For a while now, I've had the office to myself. It's been wonderful. It's so nice being able to concentrate on the task at hand. Don't get me wrong, I enjoy pleasant social distraction as much as the next guy, but I enjoy playing in "happy fun space" (to use Ian Bank's term) with these abstract puzzles just as much. And to be honest, I'm paid to play with those abstractions more than with others.

Oddly enough, this delicious seclusion has made me get more into my music collection. In particular, I rediscovered Lush, a nineties shoegaze band who's kinda dreamy, but perhaps a bit more up-tempo than most shoegaze. (It's an interesting question as to why having a closed door would make me more into my music rather than less. I think it's because I don't have to worry about people sneaking up on me, so I groove out, get focused on the problem and code away.)

I also discovered Outkast.
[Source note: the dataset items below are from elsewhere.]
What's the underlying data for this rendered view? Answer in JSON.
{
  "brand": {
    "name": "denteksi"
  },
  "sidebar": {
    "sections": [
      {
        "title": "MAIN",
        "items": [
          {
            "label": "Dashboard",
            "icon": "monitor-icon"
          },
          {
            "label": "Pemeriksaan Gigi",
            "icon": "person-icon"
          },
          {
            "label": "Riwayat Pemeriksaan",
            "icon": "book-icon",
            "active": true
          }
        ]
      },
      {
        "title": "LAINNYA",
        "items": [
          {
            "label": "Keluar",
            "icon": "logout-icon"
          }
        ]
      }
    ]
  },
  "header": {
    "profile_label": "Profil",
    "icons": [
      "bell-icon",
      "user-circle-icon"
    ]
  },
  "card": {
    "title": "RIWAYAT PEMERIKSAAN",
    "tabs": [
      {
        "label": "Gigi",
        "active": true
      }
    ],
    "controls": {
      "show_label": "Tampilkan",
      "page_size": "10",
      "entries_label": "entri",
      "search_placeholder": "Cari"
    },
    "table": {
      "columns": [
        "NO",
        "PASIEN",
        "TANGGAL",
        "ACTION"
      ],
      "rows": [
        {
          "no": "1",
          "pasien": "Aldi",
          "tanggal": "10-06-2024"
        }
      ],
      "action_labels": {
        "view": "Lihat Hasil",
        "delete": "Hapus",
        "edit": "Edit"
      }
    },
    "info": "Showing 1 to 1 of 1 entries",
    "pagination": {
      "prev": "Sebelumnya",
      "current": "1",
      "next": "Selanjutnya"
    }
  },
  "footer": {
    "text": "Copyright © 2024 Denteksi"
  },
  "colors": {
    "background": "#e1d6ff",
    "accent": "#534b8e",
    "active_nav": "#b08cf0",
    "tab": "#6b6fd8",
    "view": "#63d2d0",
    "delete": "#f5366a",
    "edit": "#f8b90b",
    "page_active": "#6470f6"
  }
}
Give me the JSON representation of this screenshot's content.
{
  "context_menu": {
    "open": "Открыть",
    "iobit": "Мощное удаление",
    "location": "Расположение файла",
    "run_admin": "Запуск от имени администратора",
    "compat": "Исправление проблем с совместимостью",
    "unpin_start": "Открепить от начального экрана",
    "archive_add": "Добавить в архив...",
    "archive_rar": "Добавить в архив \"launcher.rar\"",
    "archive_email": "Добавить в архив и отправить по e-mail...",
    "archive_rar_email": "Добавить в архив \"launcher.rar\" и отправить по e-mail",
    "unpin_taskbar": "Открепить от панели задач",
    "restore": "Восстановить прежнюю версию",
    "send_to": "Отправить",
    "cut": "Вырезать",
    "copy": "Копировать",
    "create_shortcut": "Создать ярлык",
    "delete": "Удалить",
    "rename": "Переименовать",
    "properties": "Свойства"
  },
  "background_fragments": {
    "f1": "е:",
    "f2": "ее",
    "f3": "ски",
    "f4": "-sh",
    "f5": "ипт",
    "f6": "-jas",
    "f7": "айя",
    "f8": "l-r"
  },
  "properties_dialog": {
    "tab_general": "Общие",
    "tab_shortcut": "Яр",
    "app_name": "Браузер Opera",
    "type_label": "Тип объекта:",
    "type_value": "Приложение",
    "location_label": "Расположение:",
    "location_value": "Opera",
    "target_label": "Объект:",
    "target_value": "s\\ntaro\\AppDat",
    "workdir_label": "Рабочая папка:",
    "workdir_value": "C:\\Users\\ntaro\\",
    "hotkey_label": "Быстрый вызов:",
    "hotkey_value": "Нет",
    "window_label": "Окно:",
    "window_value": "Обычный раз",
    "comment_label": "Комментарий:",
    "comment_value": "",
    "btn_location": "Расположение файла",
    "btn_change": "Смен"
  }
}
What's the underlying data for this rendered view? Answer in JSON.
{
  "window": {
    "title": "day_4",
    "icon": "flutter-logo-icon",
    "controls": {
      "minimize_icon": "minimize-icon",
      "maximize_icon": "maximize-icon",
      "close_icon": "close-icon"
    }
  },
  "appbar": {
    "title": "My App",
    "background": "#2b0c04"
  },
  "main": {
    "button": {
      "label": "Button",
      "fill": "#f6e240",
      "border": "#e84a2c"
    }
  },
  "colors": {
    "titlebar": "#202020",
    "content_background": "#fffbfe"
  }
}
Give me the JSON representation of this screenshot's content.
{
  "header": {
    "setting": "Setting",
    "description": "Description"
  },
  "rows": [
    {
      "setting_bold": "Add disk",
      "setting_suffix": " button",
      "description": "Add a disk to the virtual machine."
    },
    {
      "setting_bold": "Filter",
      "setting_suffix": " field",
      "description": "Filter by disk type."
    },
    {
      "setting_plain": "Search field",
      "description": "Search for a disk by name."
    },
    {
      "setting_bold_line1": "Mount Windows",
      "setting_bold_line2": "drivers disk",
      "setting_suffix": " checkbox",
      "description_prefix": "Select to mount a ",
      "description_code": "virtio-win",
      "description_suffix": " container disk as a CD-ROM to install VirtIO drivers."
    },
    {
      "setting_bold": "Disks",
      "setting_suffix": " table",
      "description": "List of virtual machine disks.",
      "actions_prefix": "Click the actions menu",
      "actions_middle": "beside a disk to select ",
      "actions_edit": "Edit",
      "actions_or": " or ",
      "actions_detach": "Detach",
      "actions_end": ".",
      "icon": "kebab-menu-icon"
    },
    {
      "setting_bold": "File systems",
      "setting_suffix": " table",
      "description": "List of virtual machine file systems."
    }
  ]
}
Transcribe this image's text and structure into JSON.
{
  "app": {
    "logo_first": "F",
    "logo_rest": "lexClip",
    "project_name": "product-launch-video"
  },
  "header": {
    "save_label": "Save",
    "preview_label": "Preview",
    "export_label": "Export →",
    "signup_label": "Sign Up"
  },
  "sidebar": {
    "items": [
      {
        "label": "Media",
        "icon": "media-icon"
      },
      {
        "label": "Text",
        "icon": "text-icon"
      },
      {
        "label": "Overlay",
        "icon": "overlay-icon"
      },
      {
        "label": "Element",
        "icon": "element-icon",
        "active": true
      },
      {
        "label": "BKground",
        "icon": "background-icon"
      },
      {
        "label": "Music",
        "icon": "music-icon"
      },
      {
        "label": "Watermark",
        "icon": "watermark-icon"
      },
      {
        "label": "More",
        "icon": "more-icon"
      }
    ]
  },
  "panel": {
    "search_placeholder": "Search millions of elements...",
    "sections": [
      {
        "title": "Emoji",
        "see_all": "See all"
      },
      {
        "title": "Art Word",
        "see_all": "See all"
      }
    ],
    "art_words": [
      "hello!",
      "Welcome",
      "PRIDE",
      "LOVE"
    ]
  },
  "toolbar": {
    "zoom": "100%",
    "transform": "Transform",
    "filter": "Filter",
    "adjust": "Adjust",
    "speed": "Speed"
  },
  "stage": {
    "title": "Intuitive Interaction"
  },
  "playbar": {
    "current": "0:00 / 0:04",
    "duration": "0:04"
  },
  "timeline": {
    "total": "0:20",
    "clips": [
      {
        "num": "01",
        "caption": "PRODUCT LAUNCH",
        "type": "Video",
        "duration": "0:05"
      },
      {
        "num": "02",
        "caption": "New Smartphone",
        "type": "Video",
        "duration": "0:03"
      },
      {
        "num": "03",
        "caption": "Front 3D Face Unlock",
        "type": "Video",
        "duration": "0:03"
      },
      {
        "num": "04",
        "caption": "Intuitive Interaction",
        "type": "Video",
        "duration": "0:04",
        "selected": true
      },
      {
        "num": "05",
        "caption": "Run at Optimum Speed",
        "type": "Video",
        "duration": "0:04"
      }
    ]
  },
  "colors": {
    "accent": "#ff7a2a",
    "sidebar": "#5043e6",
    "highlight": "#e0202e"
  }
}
That's a band I don't quite know what to do with. Are they serious? Are they kidding? Do I care? It is, for the most part, incredibly raunchy and low-brow music of the sort that I never like to listen to.

Ok, I'm skipping around a bit, but perhaps this kind of deep concentration is exactly what agile programming hopes to eliminate. If it takes concentration to create, it will take concentration to maintain, and concentration is in precious short supply. Companies don't want to shell out for private workspaces, even for senior people. My normal stance is that this is a sad foolishness - I work better with privacy, and if you want your money's worth, then just give me some privacy. But maybe there's some method to this madness. You don't want your best developers loosing everyone in the dust. How to slow them down? Put them in bullpens, and treat them like bulls.